Here I sit at my computer at 8:28 am looking at the coffee pot I cherish so much. Its empty. Normally by now its brewing and filling the house with the smells of comfort. Next I would sit here cherishing each sip as it filled me with a very simple joy.
But instead today my coffee cup is empty. My husband has refused to make himself a cup knowing I can't have any. My reply was "But I could smell it." Funny how we cherish such simple things to the point of even wanting to smell it.
But today I've been told no food or drink or sips of anything, in anticipation of heading into yet another procedure, this time done in the OR.
A simple procedure many have said. Easy for them to say. Simple how? Simple in that it doesn't involve cutting my skin open. Simple in that it should only take an hour or so. Simple in that I'll get to go home today.
But its not simple to me.
It will either answer so much or leave me hanging in a hopeless kind of way.
Will it determine the source of my pain for so so many years? Will it prompt a new treatment, one that can be a little bit scary? Will it give an answer, a simple answer that has been so difficult to find. Will it give an answer that we weren't expecting?
Those are the questions lingering in my head as I prepare to head to the hospital today. Normally these tests are done in an "We can do this kind of way, would you like to" , this time it was "This is what needs to be done." I attempted to fight the suggested test of need, arguing: "Are you sure? Isn't there something else we could do?"

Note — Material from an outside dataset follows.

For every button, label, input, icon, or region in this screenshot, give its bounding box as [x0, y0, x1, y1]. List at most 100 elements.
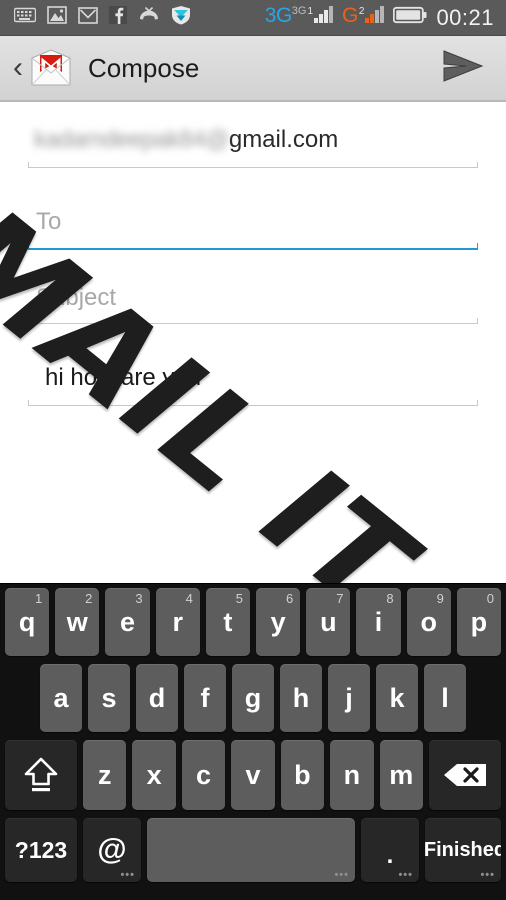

I mean really, having a tube go down my throat into my stomach to possibly take a biopsy of my pancreas from there, is a bit nerve wrecking to say the least. The idea of irritating the already irritated is not my idea of a simple test.
However, I know this is simple in terms of, its not open heart surgery. Its not a lung transplant. Its not something that is going to land me in the ICU for days. So therefore, it must be simple.
In reality, I've worked this whole procedure up to being a mountainous nearly impossible feat that now my hope is it doesn't end up anything like my mind has imagined it to be.
Hope. I use that word a lot. Hope is such a simple small word with a ginormous meaning to live up to.
Hope they find an answer.
Hope its not a bad answer.
Hope I'm not left hanging once again.
Hope there is treatment.
Hope the treatment isn't too rough.
Hope. So many things to hope for such a simple outpatient test.